Thinking strategically

Program managers are appropriately focused on driving to program success. 

Let's think a bit more broadly about your role in the organization.

With your extensive program manager expertise and your position of significant authority and influence, create openings to have a strategic impact in driving organizational improvements to software engineering practices.

Identify opportunities to impact software engineering areas where there are needs in your organization.  You'll read the items in this list (below) and will likely react with "We've known for years that these are problems."  See yourself as the leader you are - go beyond that observation and create solutions:

  • Software Engineering Practices.  Ensure your project teams are applying current software engineer methods for DevOps, peer review, TDD, automated testing and much more.  Ad hoc software development and antiquated software engineering methods cannot serve the organization adequately.
  • Technical skills for the future.   Build a broader and deeper base of expertise in relevant or emerging technologies.  Ensure the organization's consistent support of relevant continuing professional training and education.  I'll go out on a limb with this specific suggestion: in 2024 every technologist should have a minimum of 40 hours training in some aspects of Artificial Intelligence.  Data scientists and database specialists should probably have double that amount.
  • Accountability for managing technical debt.  Everyone knows that technical debt is an ongoing issue, and teams frequently complain that the urgency of new products and capabilities is preventing any reduction of this debt.  Solve that problem!  Any additions to technical debt must be visible and understood.  Any decisions to continually postpone the reduction of technical debt must be visible and understood.  System, application, platform, and agile teams must have mechanisms for successfully managing technical debt.  From experience, I can tell you that lack of progress over a period of years in these areas will almost surely impact the cost and schedules of new technology programs.
  • Sunset obsolete applications and platforms.  These probably are a cybersecurity risk anyway.  Don't wait for a major initiative as the impetus for cleaning house.  This should be a continuous activity.

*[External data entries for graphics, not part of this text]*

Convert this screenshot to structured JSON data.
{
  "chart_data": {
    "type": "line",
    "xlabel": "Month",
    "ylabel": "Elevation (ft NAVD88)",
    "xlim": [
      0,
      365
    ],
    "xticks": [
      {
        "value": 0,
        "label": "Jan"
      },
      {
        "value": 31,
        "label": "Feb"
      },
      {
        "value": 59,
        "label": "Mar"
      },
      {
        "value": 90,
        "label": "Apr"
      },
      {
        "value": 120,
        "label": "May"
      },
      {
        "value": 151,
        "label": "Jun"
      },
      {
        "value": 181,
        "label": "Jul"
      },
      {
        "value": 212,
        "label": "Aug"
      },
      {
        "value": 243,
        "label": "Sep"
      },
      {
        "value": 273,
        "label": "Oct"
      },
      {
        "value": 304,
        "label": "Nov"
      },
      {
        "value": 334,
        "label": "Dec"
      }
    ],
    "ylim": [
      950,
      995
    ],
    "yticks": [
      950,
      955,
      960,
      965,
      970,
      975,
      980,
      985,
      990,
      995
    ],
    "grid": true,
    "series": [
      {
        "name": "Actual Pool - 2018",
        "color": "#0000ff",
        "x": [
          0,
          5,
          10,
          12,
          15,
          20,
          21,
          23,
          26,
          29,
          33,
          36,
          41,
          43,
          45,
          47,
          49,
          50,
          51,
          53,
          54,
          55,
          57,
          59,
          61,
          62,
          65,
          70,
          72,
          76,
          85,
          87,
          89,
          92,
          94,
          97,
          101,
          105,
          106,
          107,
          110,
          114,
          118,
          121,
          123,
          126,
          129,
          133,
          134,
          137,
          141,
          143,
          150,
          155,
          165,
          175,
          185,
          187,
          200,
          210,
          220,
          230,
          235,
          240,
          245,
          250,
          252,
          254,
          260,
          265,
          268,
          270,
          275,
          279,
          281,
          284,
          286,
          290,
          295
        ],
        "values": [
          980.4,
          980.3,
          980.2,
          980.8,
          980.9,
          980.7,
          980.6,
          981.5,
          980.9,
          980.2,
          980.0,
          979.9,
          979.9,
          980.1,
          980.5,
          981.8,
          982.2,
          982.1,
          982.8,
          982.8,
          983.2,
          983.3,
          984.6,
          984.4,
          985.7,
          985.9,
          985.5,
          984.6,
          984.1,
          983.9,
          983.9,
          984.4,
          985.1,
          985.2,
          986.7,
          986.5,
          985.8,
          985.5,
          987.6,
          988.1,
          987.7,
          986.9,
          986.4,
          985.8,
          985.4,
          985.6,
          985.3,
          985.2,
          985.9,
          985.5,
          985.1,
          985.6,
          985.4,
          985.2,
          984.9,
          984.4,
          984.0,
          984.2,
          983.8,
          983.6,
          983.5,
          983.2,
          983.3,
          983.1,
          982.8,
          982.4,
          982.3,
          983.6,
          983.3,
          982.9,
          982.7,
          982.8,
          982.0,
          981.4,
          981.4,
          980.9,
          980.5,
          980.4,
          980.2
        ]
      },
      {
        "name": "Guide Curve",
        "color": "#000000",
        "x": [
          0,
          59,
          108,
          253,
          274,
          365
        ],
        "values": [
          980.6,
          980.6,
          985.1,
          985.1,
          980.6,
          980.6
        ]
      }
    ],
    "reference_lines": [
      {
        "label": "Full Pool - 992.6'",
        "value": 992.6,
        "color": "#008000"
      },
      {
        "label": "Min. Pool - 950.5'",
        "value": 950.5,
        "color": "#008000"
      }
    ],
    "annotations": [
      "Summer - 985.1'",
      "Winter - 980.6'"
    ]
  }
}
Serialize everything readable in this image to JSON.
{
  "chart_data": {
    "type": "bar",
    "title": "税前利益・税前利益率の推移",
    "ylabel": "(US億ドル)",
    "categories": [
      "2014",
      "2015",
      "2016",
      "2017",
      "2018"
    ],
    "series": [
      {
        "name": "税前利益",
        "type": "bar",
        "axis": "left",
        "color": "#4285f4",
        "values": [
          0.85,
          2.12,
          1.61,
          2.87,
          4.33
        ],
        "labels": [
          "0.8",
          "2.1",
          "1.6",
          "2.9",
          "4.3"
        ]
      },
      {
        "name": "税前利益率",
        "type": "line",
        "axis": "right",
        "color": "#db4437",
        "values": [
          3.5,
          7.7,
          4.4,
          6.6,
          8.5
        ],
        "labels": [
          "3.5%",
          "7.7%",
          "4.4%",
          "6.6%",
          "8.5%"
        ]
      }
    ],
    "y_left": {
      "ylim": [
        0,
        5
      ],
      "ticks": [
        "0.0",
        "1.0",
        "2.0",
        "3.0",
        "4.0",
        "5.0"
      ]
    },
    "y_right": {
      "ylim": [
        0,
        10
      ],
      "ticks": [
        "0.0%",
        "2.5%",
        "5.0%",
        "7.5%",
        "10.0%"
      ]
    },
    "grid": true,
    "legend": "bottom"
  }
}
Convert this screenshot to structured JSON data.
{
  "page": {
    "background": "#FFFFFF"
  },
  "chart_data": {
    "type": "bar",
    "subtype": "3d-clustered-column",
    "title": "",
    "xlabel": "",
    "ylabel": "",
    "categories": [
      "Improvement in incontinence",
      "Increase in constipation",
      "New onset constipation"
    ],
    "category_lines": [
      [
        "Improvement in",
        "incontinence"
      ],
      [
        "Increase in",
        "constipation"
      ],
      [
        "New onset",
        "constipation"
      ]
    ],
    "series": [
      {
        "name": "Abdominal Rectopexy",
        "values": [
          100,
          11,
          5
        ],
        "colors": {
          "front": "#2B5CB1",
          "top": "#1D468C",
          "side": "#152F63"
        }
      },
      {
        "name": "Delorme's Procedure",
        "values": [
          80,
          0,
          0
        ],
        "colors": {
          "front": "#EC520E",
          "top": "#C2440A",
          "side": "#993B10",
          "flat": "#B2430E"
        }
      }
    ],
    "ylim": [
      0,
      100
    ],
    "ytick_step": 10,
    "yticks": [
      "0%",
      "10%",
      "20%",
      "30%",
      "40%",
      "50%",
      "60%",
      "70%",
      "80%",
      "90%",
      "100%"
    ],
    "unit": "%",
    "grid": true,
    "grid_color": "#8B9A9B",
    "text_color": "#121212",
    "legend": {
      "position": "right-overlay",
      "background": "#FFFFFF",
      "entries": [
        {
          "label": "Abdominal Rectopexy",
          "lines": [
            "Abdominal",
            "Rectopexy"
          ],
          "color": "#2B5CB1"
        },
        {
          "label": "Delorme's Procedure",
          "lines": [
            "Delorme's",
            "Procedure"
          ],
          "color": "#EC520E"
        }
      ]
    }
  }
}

These strategic topics are probably not directly related to your responsibilities to lead a program.  I do understand that.

However, your position as a leader in the organization creates a legitimacy for you to help address the organization's software engineering maturity and the quality of the technology systems/platforms.  I'm familiar with the push back, "We understand the issues but don't have the capacity to take any corrective action."  Unless someone is advocating for action in these areas, the status quo will prevail.  Carpe diem!

What does this mean for a Program Manager?

Throughout the program, give ample consideration to the state of software engineering practices in the organization and the depth of expertise within the project teams.  Avoid assumptions (e.g., "everyone uses a version control system for software" or "quality assurance activities are good") that can introduce issues during execution - some due diligence at inception can avoid a serious issue later.  At the completion of the program, strive to leave the project teams stronger that at the start.